Inuit art comes to life with Art Alive iPad game

Pangnirtung-based Pinnguaq uses Inuit art prints as basis for iPad game that is scheduled for launch next spring.

Pangnirtung-based Pinnguaq uses Inuit art prints as basis for new game

Inuit art comes to life with iPad game

9 years ago
Duration 1:12
Inuit art comes to life with iPad game

Imagine being able to immerse yourself into the world of an Inuit print. A Pangnirtung, Nunavut, video game developer is hoping to do just that.

In one level of Art Alive, the game being developed by Pinnguaq, characters leap from platform to platform and an igloo starts to form in the background. Swipe your finger across a qulliq and it sparks to life.

That section is based on the print Shaman's Domain by Pauloosie Karpik from the 1986 Pangnirtung print collection.

"At the same time as you're interacting through these prints and putting them all together, you'll be learning about the artists who did them, the print style, the art itself," said Ryan Oliver, the company's founder.

"As much as you're having fun, you'll also be getting quite a lesson out of it."

Pinnguaq and Art Alive is also getting some help from a $3.5 million project called "Mobilizing Inuit Cultural Heritage" at York University in Toronto.

The project's leader Anna Hudson said it started with digitizing Cape Dorset prints. But Hudson realized one problem was the difficulty accessing the online database using Nunavut's bandwidth

Oliver's plan to incorporate those prints into a game would not need so much resources in terms of connectivity, said Hudson.

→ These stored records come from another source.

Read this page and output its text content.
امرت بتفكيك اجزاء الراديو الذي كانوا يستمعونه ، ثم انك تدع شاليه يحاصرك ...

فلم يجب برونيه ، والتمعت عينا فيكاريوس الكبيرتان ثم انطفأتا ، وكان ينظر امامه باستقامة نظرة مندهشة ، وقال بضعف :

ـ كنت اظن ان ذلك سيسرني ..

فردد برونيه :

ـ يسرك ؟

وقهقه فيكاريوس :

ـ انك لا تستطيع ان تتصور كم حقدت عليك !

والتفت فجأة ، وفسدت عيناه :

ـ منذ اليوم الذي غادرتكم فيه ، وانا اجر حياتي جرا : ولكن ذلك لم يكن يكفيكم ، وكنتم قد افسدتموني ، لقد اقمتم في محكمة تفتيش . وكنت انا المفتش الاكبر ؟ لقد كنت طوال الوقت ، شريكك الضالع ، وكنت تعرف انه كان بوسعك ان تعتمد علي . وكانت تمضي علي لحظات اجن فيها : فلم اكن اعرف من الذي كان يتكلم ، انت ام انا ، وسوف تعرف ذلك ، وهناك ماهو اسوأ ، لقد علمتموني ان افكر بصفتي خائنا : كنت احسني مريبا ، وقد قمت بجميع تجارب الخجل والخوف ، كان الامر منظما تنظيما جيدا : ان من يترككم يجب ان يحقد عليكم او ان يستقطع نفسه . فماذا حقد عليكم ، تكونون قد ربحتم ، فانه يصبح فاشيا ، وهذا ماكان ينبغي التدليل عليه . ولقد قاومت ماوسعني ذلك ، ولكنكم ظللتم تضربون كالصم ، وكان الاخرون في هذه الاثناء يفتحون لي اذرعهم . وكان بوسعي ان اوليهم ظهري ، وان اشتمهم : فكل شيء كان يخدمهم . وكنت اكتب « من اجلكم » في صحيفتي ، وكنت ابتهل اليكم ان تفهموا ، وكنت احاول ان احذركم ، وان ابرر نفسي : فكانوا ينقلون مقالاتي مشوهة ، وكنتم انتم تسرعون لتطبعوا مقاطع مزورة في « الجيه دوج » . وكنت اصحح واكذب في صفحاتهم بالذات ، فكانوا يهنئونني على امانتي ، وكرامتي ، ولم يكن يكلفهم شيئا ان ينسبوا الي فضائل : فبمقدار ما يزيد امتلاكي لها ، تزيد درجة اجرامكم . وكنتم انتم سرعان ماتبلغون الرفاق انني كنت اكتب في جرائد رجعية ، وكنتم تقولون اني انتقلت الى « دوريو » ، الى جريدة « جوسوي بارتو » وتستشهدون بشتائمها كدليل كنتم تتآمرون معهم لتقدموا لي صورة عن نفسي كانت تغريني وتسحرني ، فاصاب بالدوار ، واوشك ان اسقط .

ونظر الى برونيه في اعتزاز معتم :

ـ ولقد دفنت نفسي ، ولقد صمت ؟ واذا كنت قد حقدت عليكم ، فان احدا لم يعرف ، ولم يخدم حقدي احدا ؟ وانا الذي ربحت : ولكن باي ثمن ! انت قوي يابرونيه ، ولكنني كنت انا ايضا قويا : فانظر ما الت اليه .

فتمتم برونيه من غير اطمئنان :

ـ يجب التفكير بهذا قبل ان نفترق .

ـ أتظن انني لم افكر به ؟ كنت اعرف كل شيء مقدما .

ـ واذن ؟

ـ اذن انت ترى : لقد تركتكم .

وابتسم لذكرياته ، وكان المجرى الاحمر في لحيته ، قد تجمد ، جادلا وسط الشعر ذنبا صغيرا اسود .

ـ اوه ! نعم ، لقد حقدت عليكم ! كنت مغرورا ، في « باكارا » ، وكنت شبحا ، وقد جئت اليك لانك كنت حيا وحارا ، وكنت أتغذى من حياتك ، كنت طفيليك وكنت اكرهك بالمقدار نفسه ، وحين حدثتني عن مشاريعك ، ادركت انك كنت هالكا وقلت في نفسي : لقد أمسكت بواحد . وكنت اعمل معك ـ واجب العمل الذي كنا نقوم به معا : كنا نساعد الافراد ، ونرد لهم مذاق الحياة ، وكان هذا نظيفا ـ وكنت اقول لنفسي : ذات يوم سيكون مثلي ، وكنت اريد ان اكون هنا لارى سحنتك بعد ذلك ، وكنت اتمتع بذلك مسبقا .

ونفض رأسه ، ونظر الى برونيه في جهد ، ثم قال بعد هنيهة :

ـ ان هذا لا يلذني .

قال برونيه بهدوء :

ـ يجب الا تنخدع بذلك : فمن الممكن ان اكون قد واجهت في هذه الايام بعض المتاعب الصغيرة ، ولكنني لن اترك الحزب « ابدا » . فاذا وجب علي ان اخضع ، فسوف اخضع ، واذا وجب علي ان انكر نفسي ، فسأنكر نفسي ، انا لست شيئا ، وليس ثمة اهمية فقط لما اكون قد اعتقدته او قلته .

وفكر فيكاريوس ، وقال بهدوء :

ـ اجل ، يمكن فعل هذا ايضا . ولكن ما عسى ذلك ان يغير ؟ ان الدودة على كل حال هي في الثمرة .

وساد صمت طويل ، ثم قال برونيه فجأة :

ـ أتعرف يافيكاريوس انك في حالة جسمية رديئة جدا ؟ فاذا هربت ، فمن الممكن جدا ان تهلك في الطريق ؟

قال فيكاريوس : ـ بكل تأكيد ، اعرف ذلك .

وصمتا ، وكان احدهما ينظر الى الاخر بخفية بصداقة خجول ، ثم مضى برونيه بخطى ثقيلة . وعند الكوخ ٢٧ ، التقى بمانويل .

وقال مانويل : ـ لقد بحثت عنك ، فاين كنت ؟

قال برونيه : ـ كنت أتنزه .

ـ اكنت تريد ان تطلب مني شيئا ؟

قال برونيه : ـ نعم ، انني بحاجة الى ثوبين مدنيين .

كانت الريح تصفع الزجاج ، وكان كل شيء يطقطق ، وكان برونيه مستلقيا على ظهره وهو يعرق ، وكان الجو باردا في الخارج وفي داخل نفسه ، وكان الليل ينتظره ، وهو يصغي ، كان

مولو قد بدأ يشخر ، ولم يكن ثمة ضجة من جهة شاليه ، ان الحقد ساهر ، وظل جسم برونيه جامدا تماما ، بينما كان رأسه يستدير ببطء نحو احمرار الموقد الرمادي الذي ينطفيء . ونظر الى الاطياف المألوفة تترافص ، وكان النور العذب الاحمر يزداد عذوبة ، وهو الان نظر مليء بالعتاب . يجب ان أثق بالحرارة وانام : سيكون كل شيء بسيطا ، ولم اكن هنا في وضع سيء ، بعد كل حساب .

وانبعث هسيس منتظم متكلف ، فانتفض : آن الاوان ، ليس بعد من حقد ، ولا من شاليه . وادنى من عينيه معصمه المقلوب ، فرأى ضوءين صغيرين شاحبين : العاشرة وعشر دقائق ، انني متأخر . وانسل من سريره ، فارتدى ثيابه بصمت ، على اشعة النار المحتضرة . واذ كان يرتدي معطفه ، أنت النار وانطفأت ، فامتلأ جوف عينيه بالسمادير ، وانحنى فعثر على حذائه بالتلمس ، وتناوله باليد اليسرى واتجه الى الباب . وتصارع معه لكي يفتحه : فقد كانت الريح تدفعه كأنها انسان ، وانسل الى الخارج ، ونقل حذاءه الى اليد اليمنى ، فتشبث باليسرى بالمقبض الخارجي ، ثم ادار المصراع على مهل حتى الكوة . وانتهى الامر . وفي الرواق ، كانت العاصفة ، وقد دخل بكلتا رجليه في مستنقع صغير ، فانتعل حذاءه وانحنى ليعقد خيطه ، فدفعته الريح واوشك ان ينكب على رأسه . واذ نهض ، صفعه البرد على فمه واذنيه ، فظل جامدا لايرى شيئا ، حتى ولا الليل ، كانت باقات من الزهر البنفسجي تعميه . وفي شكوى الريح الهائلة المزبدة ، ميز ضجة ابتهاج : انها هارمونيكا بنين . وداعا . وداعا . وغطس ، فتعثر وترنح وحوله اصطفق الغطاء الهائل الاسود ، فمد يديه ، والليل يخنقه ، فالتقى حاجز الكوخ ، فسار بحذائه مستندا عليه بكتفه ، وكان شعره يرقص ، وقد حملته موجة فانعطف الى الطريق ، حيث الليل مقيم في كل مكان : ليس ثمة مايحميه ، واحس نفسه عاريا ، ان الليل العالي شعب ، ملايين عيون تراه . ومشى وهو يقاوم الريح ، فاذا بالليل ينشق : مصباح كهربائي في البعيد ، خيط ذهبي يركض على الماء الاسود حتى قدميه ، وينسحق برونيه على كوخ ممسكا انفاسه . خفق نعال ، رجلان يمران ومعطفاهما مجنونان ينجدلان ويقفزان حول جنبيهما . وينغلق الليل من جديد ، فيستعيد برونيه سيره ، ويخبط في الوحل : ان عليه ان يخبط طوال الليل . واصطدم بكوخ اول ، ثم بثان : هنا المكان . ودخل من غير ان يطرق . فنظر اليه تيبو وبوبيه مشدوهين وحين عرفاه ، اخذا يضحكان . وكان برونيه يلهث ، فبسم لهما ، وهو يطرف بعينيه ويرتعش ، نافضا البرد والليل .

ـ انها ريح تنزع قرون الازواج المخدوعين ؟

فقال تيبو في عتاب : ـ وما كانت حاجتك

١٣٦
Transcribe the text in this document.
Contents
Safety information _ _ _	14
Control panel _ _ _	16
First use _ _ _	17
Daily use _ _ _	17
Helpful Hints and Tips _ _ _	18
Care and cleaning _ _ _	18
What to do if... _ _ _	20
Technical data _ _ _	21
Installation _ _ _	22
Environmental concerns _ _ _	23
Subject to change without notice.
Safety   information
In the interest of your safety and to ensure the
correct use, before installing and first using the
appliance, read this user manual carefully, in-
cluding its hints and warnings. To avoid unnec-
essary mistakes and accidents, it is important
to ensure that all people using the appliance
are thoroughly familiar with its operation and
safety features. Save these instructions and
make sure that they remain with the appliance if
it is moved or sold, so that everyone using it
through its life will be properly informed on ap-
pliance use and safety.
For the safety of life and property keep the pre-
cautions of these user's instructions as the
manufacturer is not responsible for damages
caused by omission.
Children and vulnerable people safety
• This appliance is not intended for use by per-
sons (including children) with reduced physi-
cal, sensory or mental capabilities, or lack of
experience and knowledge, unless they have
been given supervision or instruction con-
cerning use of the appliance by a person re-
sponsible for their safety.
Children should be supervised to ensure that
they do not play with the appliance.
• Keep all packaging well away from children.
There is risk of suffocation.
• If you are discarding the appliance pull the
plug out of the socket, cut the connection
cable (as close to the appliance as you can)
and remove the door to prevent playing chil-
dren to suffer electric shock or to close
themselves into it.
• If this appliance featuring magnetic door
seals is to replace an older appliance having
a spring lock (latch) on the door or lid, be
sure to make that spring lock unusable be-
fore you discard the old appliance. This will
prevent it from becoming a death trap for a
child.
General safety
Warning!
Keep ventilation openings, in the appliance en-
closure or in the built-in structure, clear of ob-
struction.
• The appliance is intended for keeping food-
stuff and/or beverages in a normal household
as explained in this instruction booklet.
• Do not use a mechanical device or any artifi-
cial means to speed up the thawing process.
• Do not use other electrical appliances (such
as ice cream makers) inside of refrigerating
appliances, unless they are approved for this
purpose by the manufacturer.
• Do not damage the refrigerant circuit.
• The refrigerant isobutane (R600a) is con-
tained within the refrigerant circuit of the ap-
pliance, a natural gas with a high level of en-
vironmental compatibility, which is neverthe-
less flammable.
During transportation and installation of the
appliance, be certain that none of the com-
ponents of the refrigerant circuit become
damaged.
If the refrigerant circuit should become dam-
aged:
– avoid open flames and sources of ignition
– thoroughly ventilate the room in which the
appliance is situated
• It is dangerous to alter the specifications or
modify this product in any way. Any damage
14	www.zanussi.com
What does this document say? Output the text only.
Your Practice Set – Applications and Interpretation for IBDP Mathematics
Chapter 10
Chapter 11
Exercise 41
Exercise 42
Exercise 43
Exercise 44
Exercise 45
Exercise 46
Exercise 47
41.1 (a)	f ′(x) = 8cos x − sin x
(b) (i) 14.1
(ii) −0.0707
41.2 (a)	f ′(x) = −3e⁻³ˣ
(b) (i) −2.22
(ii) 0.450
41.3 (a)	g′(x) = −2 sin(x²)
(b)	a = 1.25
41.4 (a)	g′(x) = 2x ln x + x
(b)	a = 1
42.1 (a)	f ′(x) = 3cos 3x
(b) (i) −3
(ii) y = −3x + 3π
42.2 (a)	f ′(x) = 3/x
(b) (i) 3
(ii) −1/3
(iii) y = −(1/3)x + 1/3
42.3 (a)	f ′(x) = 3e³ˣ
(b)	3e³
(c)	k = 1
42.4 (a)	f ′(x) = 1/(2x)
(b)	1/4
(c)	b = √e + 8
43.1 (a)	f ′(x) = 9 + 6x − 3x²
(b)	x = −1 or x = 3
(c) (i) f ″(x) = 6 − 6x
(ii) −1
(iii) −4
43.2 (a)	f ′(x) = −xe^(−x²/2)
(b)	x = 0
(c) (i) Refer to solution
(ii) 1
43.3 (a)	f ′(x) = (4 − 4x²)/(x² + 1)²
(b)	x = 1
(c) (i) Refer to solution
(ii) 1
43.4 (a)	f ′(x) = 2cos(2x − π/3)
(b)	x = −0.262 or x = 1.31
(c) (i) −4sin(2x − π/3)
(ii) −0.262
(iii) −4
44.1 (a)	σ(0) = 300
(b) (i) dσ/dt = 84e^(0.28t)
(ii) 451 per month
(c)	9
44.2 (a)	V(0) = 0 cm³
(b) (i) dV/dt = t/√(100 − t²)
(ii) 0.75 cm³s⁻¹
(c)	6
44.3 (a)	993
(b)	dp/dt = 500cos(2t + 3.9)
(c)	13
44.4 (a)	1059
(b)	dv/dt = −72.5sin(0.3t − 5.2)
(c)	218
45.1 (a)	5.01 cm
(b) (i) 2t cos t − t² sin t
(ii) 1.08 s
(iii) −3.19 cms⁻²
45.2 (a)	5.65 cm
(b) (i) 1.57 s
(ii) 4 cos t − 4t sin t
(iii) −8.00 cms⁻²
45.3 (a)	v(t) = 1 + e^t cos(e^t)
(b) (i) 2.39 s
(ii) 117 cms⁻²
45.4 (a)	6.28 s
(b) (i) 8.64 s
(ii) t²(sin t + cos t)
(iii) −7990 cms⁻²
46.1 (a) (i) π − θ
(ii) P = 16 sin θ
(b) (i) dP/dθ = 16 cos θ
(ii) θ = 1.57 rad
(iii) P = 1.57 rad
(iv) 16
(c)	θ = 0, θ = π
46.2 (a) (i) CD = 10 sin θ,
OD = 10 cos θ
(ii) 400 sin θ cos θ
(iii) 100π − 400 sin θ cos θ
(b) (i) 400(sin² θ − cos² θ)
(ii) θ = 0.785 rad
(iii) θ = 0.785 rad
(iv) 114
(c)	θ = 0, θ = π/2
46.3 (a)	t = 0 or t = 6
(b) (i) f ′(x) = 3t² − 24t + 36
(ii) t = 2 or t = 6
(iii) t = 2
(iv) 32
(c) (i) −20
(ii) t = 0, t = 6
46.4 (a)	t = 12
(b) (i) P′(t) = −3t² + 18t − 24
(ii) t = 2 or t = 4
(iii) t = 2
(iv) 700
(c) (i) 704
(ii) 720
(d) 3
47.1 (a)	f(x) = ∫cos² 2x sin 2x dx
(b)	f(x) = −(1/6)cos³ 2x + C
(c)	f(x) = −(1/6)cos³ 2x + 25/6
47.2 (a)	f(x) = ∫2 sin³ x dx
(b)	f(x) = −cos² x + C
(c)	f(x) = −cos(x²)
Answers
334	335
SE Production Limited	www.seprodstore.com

"It was both dynamic, interesting to children, interesting to anybody, so you're sort of tricked into spending time looking at that artwork," she said.

The game is in production and as work continues, Oliver hopes to add prints from Baker Lake and Cape Dorset.

Pinnguaq in Germany

Oliver is just back from a trip to Gamescom in Cologne, Germany, the largest video game convention in the world with more than 300,000 people in attendance this year.

He says North American game developers can't believe there is a company based in Canada's Arctic, because they understand the challenges of Nunavut's connectivity. But European developers aren't too fazed.

"The Nordic countries are some of the most prominent game developers in the world. When they learn that we're based in the Canadian Arctic, on the international scale, that groundwork has already been set. Angry Birds was developed in a circumpolar country."

The popular video game was created in Finland. Oliver says his company is the only one in the circumpolar world to be incorporating Inuit culture.

The Pangnirtung-based game development company was one of 20 Canadian companies at the trade show. Oliver was able to attend the trade show because of the Canadian government. He says the Department of Foreign Affairs put a call out to any tech companies who wanted to attend. He says it was the first time he was able to get international input on their work.

Art Alive should be released for iPad next spring.